Бой этих часов можно выносить только потому, что мы привыкли к ним, как к своему собственному дыханию, потому что мы, собственно говоря, и не слышим их и о них не думаем. Но стоит их звучанию проникнуть ночью в наше сознание, как мы видим, сколь неуверен и страшен их звук и в любую пору суток одинаков: пробитый час лжив, уже поздно, все, что может сделать и предпринять человек, тяжело и неопределенно; поэтому следует быть твердым и осторожным, однако и это не поможет, ибо смерть уже стоит где-то там, перед отсчитанными для нас часами, но в конце концов надобно все-таки жить по велению башенных часов, притворяясь, будто веришь в их счет, ничем не выдавая себя и не показывая окружающему миру то, что ты чувствуешь и ощущаешь, пока они бьют.
* * *
Когда корабль пристает или отваливает от стенки, неизменно повторяется ряд мелких, но важнейших действий и поступков, команд и распоряжений, утвержденных и освященных древним опытом и тысячелетними обычаями. И всякий раз между командой корабля и теми, кто помогает ему причалить, пришвартоваться и стать на якорь, разгорается оживленная, громогласная перебранка. С той и другой стороны летят предостережения, сыплются упреки и ругань, которые от долгого употребления потеряли всякую остроту и более напоминают мелодию, что сопутствует работе и облегчает ее. Жесты и голоса извечны и узаконены многими поколениями. И тем не менее все развивается так, словно сегодня корабль впервые прибывает сюда и словно в эту минуту на этом месте надо найти самый лучший и самый легкий способ без ущерба и потери времени пришвартовать его.
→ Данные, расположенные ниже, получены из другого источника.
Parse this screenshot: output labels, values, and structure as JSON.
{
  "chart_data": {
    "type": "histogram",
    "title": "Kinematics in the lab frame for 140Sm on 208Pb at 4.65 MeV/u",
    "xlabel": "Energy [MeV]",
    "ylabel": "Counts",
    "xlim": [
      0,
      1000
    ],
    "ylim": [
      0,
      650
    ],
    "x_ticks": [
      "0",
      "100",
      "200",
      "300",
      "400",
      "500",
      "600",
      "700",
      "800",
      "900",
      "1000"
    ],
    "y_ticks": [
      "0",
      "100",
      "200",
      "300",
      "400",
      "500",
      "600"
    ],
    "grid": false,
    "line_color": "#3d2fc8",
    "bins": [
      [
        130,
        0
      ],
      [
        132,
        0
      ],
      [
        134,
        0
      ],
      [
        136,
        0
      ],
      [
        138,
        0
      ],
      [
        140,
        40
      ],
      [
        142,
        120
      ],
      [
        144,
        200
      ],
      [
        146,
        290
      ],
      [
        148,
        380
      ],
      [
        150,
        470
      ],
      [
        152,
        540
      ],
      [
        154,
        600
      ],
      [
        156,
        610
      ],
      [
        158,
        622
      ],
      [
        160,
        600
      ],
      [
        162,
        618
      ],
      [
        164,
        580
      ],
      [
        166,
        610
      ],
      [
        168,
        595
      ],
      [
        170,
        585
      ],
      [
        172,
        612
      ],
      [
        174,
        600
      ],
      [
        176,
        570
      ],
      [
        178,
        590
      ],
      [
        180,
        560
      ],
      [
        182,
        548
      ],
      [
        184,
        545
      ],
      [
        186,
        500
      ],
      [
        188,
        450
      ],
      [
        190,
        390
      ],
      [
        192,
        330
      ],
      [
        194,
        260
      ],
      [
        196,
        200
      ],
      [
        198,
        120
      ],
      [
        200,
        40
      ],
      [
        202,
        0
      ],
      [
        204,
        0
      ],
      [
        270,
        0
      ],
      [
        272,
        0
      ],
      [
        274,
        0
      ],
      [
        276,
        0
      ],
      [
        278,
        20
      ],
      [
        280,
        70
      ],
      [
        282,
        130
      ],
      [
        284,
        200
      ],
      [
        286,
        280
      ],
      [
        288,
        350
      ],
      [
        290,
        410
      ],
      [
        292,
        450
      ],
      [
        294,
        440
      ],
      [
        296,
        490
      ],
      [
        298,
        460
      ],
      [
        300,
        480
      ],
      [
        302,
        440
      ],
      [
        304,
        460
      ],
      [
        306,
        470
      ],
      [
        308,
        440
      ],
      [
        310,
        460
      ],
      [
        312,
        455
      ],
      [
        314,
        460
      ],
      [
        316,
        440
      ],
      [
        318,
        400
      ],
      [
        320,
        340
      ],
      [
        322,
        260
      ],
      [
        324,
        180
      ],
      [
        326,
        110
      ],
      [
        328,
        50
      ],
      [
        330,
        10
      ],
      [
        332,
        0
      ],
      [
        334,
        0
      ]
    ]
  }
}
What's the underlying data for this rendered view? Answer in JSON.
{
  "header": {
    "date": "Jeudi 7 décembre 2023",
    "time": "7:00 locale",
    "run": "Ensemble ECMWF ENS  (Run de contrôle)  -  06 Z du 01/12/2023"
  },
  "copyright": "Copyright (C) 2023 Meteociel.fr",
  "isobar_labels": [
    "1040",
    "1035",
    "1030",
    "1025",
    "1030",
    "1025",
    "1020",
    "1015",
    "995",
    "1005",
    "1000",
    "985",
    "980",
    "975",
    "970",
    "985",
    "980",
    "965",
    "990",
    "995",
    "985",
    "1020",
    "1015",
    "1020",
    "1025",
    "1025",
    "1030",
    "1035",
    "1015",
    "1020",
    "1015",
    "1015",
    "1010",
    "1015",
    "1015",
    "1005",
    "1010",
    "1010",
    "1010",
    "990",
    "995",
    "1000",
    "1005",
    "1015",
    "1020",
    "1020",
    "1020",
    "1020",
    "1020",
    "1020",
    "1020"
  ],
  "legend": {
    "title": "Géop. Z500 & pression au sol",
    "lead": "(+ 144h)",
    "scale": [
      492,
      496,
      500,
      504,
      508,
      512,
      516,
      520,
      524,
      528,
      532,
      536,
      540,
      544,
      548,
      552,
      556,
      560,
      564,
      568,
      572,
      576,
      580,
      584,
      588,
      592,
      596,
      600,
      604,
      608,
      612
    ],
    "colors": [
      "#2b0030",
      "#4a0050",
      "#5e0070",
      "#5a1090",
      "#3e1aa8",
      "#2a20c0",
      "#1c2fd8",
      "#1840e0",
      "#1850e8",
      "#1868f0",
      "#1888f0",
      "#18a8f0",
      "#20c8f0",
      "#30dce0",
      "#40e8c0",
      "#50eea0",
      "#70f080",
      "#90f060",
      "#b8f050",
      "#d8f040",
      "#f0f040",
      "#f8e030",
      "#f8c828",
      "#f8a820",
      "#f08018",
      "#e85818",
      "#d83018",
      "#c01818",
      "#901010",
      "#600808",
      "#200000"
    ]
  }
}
Я слушаю эту вечно одинаковую и всегда чуть иную перебранку тех, кто стоит на корабле, с теми, кто находится на берегу, и она кажется мне не менее древней, чем само мореплавание людей, будто я слышу ее одновременно на всех языках, на которых говорили когда-либо в этом приморье, знакомую и волнующую, как извечный разговор суши и моря.
* * *
В зале суда. Заседание окончилось. Молодого парня, матерого убийцу, уводят в камеру. Приговор будет вынесен послезавтра. Медленно расходятся люди. Последней выходит женщина средних лет. Сноп приглушенного солнечного света сквозь высокое окно судебного зала падает на нее и несколько мгновений освещает ее фигуру. Мое внимание привлекает ее походка, походка сомнамбулы, и особенно ее глаза, глаза, которые никуда не смотрят или смотрят туда, куда никто не смотрит, и видят то, чего другие не видят.